Den Widerspruch sollten Sie in jedem Fall schriftlich einlegen und dabei auch darauf setzen, dass Sie diesen möglichst genau begründen. Wichtig ist es in jedem Fall, dass Sie die gültige Frist für den Widerspruch einhalten, falls eine solche für Sie gültig ist. Ansonsten sollte Ihr Widerspruch gegen die W-Besoldung aber in jedem Fall auch die dafür relevanten Informationen beinhalten, sodass dieser überhaupt berücksichtigt werden kann.

Welche Angaben muss der Widerspruch zur W-Besoldung beinhalten?

Damit Ihr Widerspruch zur W-Besoldung auch wirklich akzeptiert werden kann, muss dieser einige wichtige Angaben beinhalten und sollte zum Beispiel Ihre Personalnummer oder auch die persönlichen Angaben von Ihnen beinhalten. In Ihrem Widerspruch sollten zusätzlich auch diese Details zu finden sein:

  • Widerspruch an sich formuliert
  • Begründung für den Widerspruch
  • Eventuelle Belege beigefügt
  • Unterschrift von Ihnen

Tipp für Sie:

Eine Unterschrift ist bei einem Widerspruch in jedem Fall notwendig und sollte von Ihnen daher stets gesetzt werden. Wichtig ist dabei auch, dass Ihre Unterschrift im Original zu finden ist, eine Kopie davon ist somit nicht ausreichend und auch ein Ausdruck ist keine Option.

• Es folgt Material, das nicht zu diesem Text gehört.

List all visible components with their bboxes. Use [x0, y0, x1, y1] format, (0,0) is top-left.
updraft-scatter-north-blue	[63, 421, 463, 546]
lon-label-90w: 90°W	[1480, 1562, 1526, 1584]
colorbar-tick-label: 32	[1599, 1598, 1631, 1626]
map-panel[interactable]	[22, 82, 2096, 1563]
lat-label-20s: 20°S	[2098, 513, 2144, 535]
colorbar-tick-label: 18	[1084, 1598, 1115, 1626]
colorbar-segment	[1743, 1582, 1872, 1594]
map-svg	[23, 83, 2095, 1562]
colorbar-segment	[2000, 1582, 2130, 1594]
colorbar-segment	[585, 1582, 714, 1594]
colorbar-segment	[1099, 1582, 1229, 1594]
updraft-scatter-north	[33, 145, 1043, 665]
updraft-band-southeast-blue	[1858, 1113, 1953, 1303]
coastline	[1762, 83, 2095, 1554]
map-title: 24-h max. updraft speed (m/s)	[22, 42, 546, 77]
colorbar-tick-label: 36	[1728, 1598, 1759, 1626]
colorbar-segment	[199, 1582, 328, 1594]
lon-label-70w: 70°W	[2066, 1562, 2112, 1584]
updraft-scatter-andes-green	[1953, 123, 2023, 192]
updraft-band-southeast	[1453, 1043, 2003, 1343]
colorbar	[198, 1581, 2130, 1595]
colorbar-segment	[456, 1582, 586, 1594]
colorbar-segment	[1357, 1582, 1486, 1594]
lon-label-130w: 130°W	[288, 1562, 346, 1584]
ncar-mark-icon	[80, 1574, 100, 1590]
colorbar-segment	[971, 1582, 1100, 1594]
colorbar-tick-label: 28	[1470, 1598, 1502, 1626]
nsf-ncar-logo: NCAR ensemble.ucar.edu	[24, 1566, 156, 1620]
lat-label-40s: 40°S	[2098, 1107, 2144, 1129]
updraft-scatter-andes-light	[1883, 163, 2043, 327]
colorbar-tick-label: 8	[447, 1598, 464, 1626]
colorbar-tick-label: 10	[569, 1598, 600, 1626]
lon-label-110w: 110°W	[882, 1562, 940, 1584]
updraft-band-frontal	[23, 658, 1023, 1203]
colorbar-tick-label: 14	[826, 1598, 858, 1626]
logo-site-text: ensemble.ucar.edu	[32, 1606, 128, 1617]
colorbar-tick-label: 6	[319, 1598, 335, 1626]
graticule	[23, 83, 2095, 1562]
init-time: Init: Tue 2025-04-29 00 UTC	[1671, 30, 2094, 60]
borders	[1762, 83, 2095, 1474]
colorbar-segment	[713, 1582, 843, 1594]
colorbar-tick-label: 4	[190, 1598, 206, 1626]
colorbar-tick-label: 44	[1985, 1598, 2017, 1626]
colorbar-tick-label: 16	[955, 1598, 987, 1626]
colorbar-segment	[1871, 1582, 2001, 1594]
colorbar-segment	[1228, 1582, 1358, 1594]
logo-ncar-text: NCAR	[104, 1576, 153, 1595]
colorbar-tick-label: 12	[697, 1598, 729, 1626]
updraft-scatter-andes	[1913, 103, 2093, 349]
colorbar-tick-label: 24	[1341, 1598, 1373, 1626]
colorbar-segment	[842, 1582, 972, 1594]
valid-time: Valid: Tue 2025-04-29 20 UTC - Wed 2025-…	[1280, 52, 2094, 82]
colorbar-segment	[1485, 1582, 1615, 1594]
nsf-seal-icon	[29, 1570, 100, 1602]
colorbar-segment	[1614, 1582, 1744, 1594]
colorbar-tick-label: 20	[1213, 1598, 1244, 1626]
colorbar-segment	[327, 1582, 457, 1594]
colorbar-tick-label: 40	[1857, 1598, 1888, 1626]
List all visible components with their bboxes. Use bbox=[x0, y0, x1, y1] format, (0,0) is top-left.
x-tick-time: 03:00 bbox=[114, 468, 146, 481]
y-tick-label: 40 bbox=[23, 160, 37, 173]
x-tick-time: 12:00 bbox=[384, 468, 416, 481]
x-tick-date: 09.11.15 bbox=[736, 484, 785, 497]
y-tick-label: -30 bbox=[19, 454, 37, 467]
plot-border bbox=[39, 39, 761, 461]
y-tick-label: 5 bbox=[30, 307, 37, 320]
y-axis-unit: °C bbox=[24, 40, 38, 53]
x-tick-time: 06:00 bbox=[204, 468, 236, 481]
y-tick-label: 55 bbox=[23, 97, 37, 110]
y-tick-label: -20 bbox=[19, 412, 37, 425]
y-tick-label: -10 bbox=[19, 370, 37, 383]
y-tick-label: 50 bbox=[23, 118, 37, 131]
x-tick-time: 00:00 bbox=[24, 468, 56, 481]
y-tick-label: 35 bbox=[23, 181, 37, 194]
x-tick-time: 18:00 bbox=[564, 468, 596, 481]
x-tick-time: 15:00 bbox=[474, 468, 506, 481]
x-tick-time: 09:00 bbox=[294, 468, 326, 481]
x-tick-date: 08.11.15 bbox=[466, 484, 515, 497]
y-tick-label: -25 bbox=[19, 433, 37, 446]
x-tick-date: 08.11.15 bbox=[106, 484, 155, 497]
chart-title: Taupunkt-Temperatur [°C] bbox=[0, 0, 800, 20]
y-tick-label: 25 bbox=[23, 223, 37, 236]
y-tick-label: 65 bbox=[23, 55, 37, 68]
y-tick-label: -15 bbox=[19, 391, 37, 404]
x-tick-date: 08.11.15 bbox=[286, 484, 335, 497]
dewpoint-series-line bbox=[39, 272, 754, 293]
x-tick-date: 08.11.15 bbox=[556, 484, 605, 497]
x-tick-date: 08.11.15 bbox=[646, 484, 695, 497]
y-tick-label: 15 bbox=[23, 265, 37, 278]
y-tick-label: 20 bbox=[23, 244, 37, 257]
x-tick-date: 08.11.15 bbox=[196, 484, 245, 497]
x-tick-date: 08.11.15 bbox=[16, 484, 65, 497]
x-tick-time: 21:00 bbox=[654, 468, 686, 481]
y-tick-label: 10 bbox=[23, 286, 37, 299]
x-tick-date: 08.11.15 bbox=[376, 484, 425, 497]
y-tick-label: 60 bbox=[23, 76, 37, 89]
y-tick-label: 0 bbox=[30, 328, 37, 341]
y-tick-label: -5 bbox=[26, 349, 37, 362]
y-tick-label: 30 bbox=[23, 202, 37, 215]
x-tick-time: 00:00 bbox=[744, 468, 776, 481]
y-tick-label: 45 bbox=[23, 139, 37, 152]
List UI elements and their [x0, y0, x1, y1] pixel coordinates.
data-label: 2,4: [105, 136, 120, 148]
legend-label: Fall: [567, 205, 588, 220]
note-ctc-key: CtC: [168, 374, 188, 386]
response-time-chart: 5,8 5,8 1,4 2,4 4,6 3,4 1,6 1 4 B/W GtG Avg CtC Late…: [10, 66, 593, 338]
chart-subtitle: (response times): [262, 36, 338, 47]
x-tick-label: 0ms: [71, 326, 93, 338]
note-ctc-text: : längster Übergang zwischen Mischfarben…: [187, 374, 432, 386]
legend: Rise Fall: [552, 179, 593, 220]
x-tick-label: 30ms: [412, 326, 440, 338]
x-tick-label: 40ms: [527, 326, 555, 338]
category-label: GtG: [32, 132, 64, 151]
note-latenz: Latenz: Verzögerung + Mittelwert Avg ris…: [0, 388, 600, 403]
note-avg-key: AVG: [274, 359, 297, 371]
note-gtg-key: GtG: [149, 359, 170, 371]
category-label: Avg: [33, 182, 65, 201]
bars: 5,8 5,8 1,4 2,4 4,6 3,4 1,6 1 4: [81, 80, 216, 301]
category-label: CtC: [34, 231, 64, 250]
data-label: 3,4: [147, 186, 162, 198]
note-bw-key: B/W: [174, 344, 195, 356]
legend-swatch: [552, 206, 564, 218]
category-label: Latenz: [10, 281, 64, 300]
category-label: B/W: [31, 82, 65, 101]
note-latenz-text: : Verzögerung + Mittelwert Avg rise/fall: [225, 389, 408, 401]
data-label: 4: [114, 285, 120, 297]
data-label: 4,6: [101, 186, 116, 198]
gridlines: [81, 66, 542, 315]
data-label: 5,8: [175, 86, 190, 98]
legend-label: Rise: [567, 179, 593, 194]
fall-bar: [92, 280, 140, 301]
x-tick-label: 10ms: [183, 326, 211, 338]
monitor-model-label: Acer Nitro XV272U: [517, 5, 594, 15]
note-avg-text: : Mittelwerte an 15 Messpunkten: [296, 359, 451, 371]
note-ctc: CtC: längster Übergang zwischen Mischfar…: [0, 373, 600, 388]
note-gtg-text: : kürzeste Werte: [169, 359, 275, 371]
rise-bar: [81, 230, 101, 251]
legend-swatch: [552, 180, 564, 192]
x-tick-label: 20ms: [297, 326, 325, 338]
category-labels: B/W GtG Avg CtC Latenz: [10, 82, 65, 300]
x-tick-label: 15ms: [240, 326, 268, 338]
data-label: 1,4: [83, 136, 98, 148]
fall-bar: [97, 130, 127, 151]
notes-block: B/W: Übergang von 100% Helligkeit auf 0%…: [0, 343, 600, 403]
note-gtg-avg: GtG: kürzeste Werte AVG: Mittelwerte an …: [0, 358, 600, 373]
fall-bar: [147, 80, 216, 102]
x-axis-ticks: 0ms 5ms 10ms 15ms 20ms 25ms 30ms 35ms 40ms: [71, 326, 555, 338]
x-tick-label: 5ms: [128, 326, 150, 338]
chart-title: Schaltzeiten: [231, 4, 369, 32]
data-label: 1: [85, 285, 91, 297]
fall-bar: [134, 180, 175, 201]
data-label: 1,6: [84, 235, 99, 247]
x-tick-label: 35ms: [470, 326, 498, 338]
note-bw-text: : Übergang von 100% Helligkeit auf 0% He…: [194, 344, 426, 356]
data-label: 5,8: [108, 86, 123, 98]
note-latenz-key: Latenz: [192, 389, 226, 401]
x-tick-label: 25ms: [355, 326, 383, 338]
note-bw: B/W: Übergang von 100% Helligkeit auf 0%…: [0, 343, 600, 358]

Was kann man tun, wenn der Widerspruch zur W-Besoldung abgelehnt wird?

Wenn Sie gegen die W-Besoldung Widerspruch eingelegt haben und dieser negativ beantwortet wurde, haben Sie in den meisten Fällen doch noch eine Möglichkeit, sich gegen diese Ablehnung zur Wehr zu setzen. So können Sie in aller Regel noch beim zuständigen Gericht Klage erheben und haben somit die Möglichkeit, dass durch einen Prozess über Ihren Widerspruch entschieden wird.

Bedenken Sie aber, dass ein solcher Prozess Zeit in Anspruch nimmt und oft auch Kosten verursacht. Oftmals kommt eine Klage daher nur in Frage, wenn Sie Aussichten auf Erfolg haben und durch die Klage Ihren Widerspruch auch wirklich durchsetzen können. Im besten Fall kontaktieren Sie diesbezüglich einen Anwalt und lassen sich von diesem fachkundig zum Thema beraten.

(Mustervorlage Widerspruch zur W-Besoldung)

Nutzen Sie die nachfolgende Mustervorlage für den Widerspruch gegen W-Besoldung ausnahmslos, nachdem Sie diese an Ihre individuellen Anforderungen und Ansprüche angeglichen haben. Hierzu können Streichungen und Ergänzungen notwendig sein. Befragen Sie im Zweifelsfall einen Juristen zum Thema.

Widerspruch

Widerspruchsführer: (Namen und Adresse angeben)

Aktenzeichen / Personalnummer: (soweit vorhanden, nennen)

Gegen die W-Besoldung in der Besoldungsgruppe (Besoldungsgruppe angeben) lege ich Widerspruch ein. Ich bin mit der Einstufung in die Besoldungsgruppe nicht einverstanden und widerspreche dieser daher. Mein Widerspruch wird durch folgende Begründung gestützt:

(Angabe von Gründen, ggf. Beifügung von Belegen)

Ich fordere Sie daher auf, meinen Widerspruch zu prüfen und diesem entsprechend stattzugeben.

(Ort und Datum)                 (Unterschrift vom Widerspruchsführer)

Wenn Sie in eine Besoldungsgruppe der W-Besoldung eingestuft wurden, dies aber nicht akzeptieren wollen, können Sie dagegen entsprechend Widerspruch einlegen. Dabei sollten Sie aber die Anforderungen an einen Widerspruch kennen und die entsprechenden Rahmenbedingungen dafür einhalten.

Die Akzeptanz Ihres Widerspruchs hängt dann aber meist von der Hochschule und auch von den entsprechenden Umständen sowie individuellen Details ab. Wird der Widerspruch abgewiesen, bleibt für Sie noch der Klageweg. Eine solche Klage sollten Sie aber in jedem Fall gut überlegen und hierbei in keinem Fall voreilig und überreagierend vorgehen.